Al cabo de una hora Gray había terminado de leer el expediente. Acto seguido, extrajo la foto que había recibido por correo y la comparó con la del expediente. Se trataba del mismo hombre, sin duda. Había llegado a conocerle muy bien. En muchos sentidos había sido el mayor confidente de Gray. Durante décadas había temido que el desafortunado asunto de Rayfield Solomon acabara acechándole. Había llegado ese momento.

Cole, Cincetti, Bingham, todos muertos. Y él había estado a punto de correr la misma suerte, y así habría sido de no ser por la sala acorazada que el ex director de la CIA y vicepresidente que había vivido allí antes que él había ordenado construir en el sótano de la casa; una sala subterránea a prueba de incendios y bombas. Cuando Gray le había dicho a Oliver Stone que en su nuevo hogar se sentía a gusto y seguro, lo había dicho en sentido literal. Y su hogar incluía un túnel fortificado que le había trasladado fuera de la finca sano y salvo hasta el otro lado de la calle principal, donde un coche conducido por uno de sus guardaespaldas le había recogido. Hacía más de una hora que Gray se había marchado de la casa cuando esta explotó. Había salido a los pocos minutos de recibir la foto. De todos modos, le había ido por los pelos. El FBI había iniciado una investigación por homicidio, reconociendo públicamente que habían encontrado un cadáver entre los escombros. Gray había orquestado todo aquello entre bastidores. Quería que la gente lo diera por muerto.

Y lo estaría si su asesino en potencia no le hubiera mandado aquella foto. Qué arriesgado había sido. Menudo error táctico. No obstante, para él debía de ser importante que Gray comprendiera claramente por qué iba a matarle; por suerte aquello revelaba mucho del asesino. Sin duda se trataba de alguien para quien Rayfield Solomon era muy importante.
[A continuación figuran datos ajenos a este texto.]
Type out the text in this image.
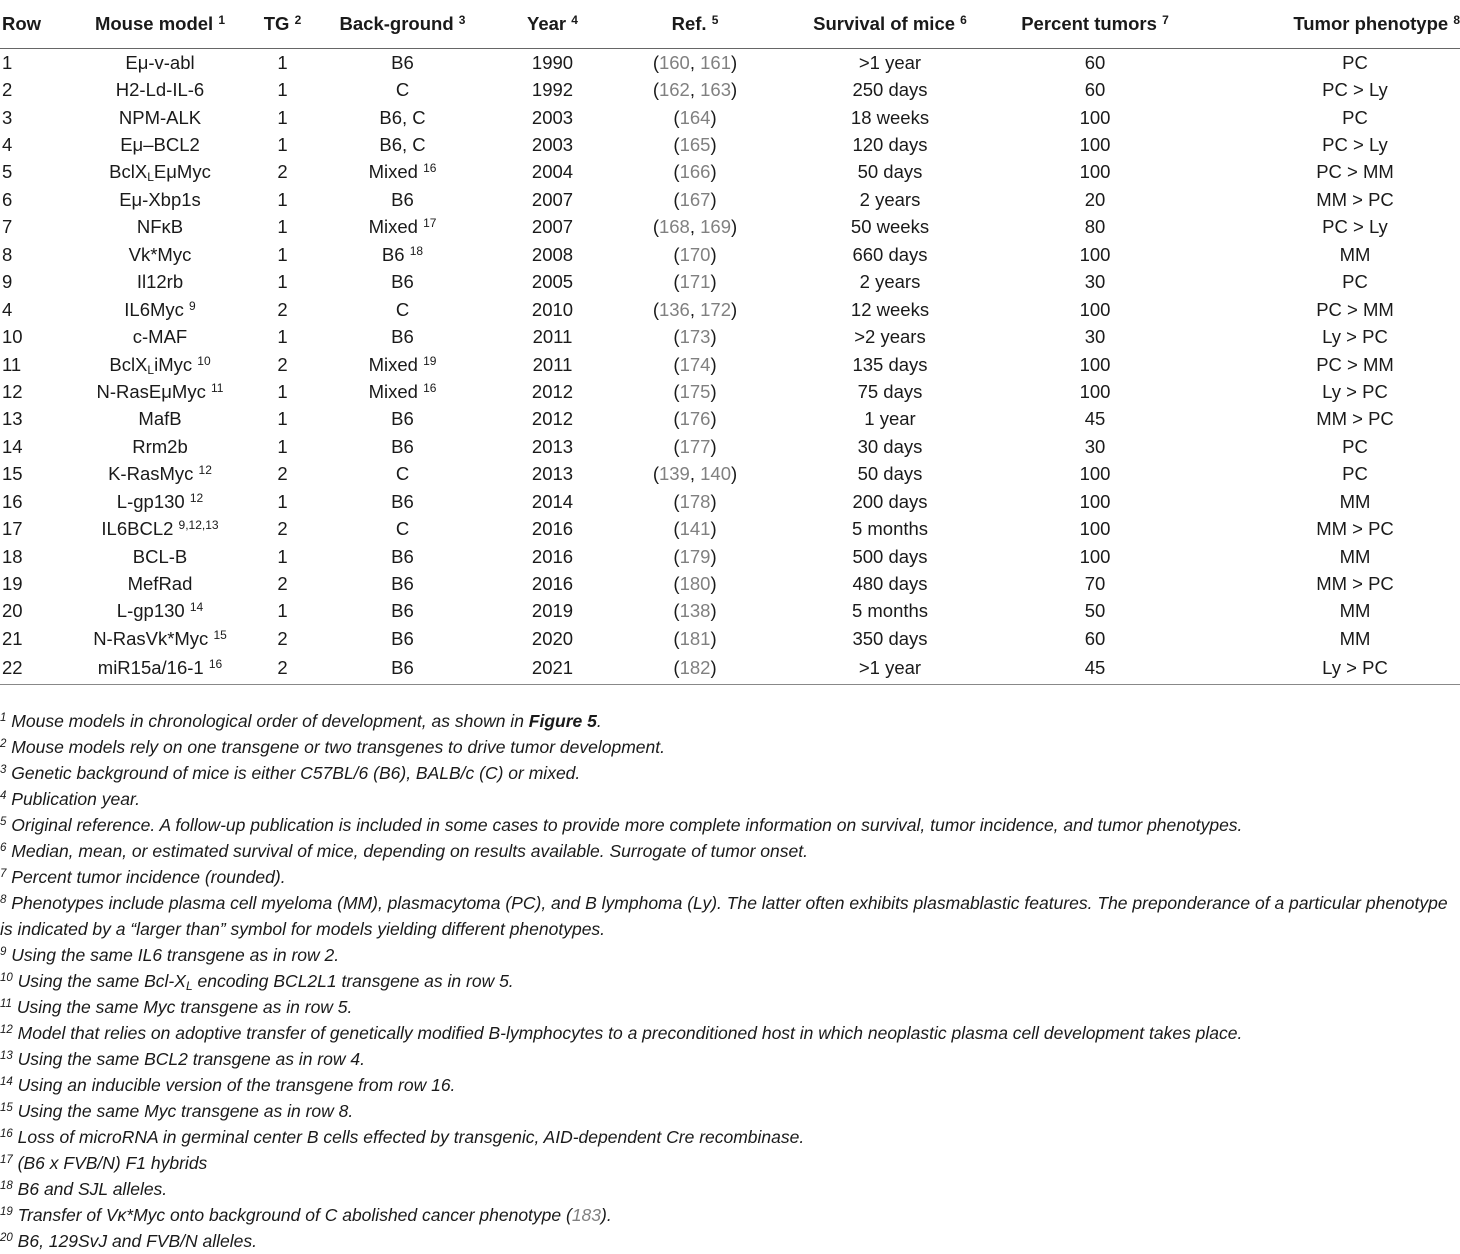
Row	Mouse model $^1$	TG $^2$	Back-ground $^3$	Year $^4$	Ref. $^5$	Survival of mice $^6$	Percent tumors $^7$	Tumor phenotype $^8$
1	Eμ-v-abl	1	B6	1990	(160, 161)	>1 year	60	PC
2	H2-Ld-IL-6	1	C	1992	(162, 163)	250 days	60	PC > Ly
3	NPM-ALK	1	B6, C	2003	(164)	18 weeks	100	PC
4	Eμ–BCL2	1	B6, C	2003	(165)	120 days	100	PC > Ly
5	BclX$_L$EμMyc	2	Mixed $^{16}$	2004	(166)	50 days	100	PC > MM
6	Eμ-Xbp1s	1	B6	2007	(167)	2 years	20	MM > PC
7	NFκB	1	Mixed $^{17}$	2007	(168, 169)	50 weeks	80	PC > Ly
8	Vk*Myc	1	B6 $^{18}$	2008	(170)	660 days	100	MM
9	Il12rb	1	B6	2005	(171)	2 years	30	PC
4	IL6Myc $^9$	2	C	2010	(136, 172)	12 weeks	100	PC > MM
10	c-MAF	1	B6	2011	(173)	>2 years	30	Ly > PC
11	BclX$_L$iMyc $^{10}$	2	Mixed $^{19}$	2011	(174)	135 days	100	PC > MM
12	N-RasEμMyc $^{11}$	1	Mixed $^{16}$	2012	(175)	75 days	100	Ly > PC
13	MafB	1	B6	2012	(176)	1 year	45	MM > PC
14	Rrm2b	1	B6	2013	(177)	30 days	30	PC
15	K-RasMyc $^{12}$	2	C	2013	(139, 140)	50 days	100	PC
16	L-gp130 $^{12}$	1	B6	2014	(178)	200 days	100	MM
17	IL6BCL2 $^{9,12,13}$	2	C	2016	(141)	5 months	100	MM > PC
18	BCL-B	1	B6	2016	(179)	500 days	100	MM
19	MefRad	2	B6	2016	(180)	480 days	70	MM > PC
20	L-gp130 $^{14}$	1	B6	2019	(138)	5 months	50	MM
21	N-RasVk*Myc $^{15}$	2	B6	2020	(181)	350 days	60	MM
22	miR15a/16-1 $^{16}$	2	B6	2021	(182)	>1 year	45	Ly > PC
$^1$ Mouse models in chronological order of development, as shown in Figure 5.
$^2$ Mouse models rely on one transgene or two transgenes to drive tumor development.
$^3$ Genetic background of mice is either C57BL/6 (B6), BALB/c (C) or mixed.
$^4$ Publication year.
$^5$ Original reference. A follow-up publication is included in some cases to provide more complete information on survival, tumor incidence, and tumor phenotypes.
$^6$ Median, mean, or estimated survival of mice, depending on results available. Surrogate of tumor onset.
$^7$ Percent tumor incidence (rounded).
$^8$ Phenotypes include plasma cell myeloma (MM), plasmacytoma (PC), and B lymphoma (Ly). The latter often exhibits plasmablastic features. The preponderance of a particular phenotype is indicated by a “larger than” symbol for models yielding different phenotypes.
$^9$ Using the same IL6 transgene as in row 2.
$^{10}$ Using the same Bcl-$X_L$ encoding BCL2L1 transgene as in row 5.
$^{11}$ Using the same Myc transgene as in row 5.
$^{12}$ Model that relies on adoptive transfer of genetically modified B-lymphocytes to a preconditioned host in which neoplastic plasma cell development takes place.
$^{13}$ Using the same BCL2 transgene as in row 4.
$^{14}$ Using an inducible version of the transgene from row 16.
$^{15}$ Using the same Myc transgene as in row 8.
$^{16}$ Loss of microRNA in germinal center B cells effected by transgenic, AID-dependent Cre recombinase.
$^{17}$ (B6 x FVB/N) F1 hybrids
$^{18}$ B6 and SJL alleles.
$^{19}$ Transfer of Vκ*Myc onto background of C abolished cancer phenotype (183).
$^{20}$ B6, 129SvJ and FVB/N alleles.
Apuntaba a una relación familiar o algo muy parecido.

Ahora los demás objetivos resultaban obvios, reflexionó Gray sentado en una silla a treinta metros por debajo de la sede de la CIA en Langley, Virginia, coloso que había dirigido en otra época. El acceso a esa sala sólo se permitía al director y a los ex directores. Allí se encontraban los archivos que contenían secretos que nunca se desvelarían a la opinión pública estadounidense. Había información desconocida incluso para los mismísimos presidentes del Gobierno. La palabra «archivos» se refería a algo más que meros papeles. Incluía sangre, sudor y lágrimas. Sin duda aquel había sido el caso con Ray Solomon. Gray no había sido informado de la orden de matar a Solomon. Si lo hubiera sabido, lo habría evitado. Había lamentado la muerte de su amigo todos aquellos años. No obstante, en este caso lamentarse era un sentimiento inútil. Lo lamentaba, sí, pero Solomon estaba muerto.

Guardó los archivos y cerró la cámara acorazada. Había muchas personalidades que no deseaban que el caso de Ray Solomon saliera jamás a la luz. Utilizarían todos sus recursos para atrapar a quienquiera que intentara matar a Gray. Y ahora este estaba plenamente de su lado. Su amigo llevaba décadas muerto. Reavivar ese fuego no entrañaría nada bueno.

Además, había jugado limpio al advertir a John Carr. No le proporcionaría más ayuda. Y si moría, pues que muriera.